Я, чей изношенный организм сдал и сдался, не выдержав дикого перепада хроноускорений и хронозамедлений, начал отказывать система за системой, функция за функцией, — прекрасно понимаю, несмотря на все уверения рекламных проспектов конкурирующих клиник, что никаких энергофинансов мира не хватит, чтобы все это вернуть; максимум поддерживать искусственно, и то до определенного предела. И боюсь, панически боюсь (Карл у Клары, числа Фибоначчи, десять заповедей, шесть инертных газов, закон Ома!..), что вслед за пищеварением и сердечной деятельностью, осязанием и слухом, остротой зрения и прохождением нервных импульсов через спинной мозг — посыплется, деградирует и перестанет существовать самое главное: память, интеллект, личность.
Слишком поздно. А время не имеет обратного хода.
Оно уже почти кончилось, мое время.
— Что вы, никаких сообщников. Писатель — одинокий волк. Других людей с их возможностями я привык просто использовать. Не спрашивая согласия. Естественно, такая стратегия неизбежно приводит к тому, что точно так же, не спрашивая, используют и тебя самого. Но об этом мне нечего вам сказать.

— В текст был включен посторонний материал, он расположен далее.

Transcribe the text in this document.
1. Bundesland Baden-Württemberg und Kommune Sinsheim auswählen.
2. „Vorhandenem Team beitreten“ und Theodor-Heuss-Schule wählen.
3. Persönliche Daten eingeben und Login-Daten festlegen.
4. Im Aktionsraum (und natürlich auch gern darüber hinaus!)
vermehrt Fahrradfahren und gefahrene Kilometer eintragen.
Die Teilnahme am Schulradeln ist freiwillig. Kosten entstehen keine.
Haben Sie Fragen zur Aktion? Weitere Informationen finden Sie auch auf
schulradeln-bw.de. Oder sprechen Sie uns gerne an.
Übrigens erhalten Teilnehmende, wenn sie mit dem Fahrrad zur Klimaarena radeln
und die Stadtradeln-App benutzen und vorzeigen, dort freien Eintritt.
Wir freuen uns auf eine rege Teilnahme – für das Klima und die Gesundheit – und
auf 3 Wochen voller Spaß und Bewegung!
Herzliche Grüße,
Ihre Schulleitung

(Из допроса подозреваемого Марковича А.И.)
— Почитаешь? — спросил полушепотом Скуркис, присаживаясь в соседнее кресло, крайнее в ряду.
Вера молча помотала головой. Скуркис показал скрещенные руки, и Миша Красоткин, стоявший сбоку возле сцены, встречно кивнул.
Читала Машенька. Что-то новое, по крайней мере Вера этого раньше не слышала, и хорошее, сильное, как и все у нее. И Миша, обменявшись организационными знаками со Скуркисом, снова повернулся к сцене и слушал, чуть запрокинув голову.
— Как ты вообще? — прошептал над ухом Скуркис.
Надо было шикнуть: Машенька читала, и хотелось слушать ее, и всего лишь второй ряд, любые разговоры доносятся до сцены… Но Вере, как всегда, не хватило решимости, или помешала деликатность — да какая разница, как ни назови… Ответила одними губами:
— Все хорошо, Жора.
У меня все хорошо. Жизнь продолжается, вот, выбралась же я сегодня на поэтические чтения, слушаю хорошие стихи, а после буду общаться с давным-давно знакомыми, но от этого не менее интересными, близкими и родными людьми… Вон, меня даже попросили почитать. Только смысл?.. мои старые стихи все знают, а многие, Миша Красоткин точно, и помнят наизусть. Читать нужно из нового… Ничего, как-нибудь потом.
— Ты веришь, что это он?
Скуркис был настроен поговорить; ну да, мы с ним давно не виделись, с самого фестиваля, и если я не отвечу, может показаться, будто я до сих пор обижаюсь, боже мой, если б он только знал, насколько это неважно, какая несусветная ерунда… И не вставать же посреди Машиного выступления, не выходить же в холл.
— Кто?
— Андрей. Подготовил тот взрыв, — Скуркис покосился на сцену и придвинулся ближе, голова к голове. — Ты же там еще оставалась, это мы сорвались в воскресенье… И даже видела, мне рассказывали… правда?
— Издалека. Не знаю…
Его дыхание щекотнуло шею; Вера отодвинулась непроизвольно, чуть-чуть, на пару сантиметров. Машенька сделала паузу между стихами, и мелькнула абсолютная тишина, тут же все свои, а своим известно, что аплодировать поэту можно, только провожая его со сцены. И полубеззвучное «не знаю» как раз попало в эту тишину, как неудобно, особенно перед Мишей, вот он выразительно глянул в нашу сторону, ну нельзя же так…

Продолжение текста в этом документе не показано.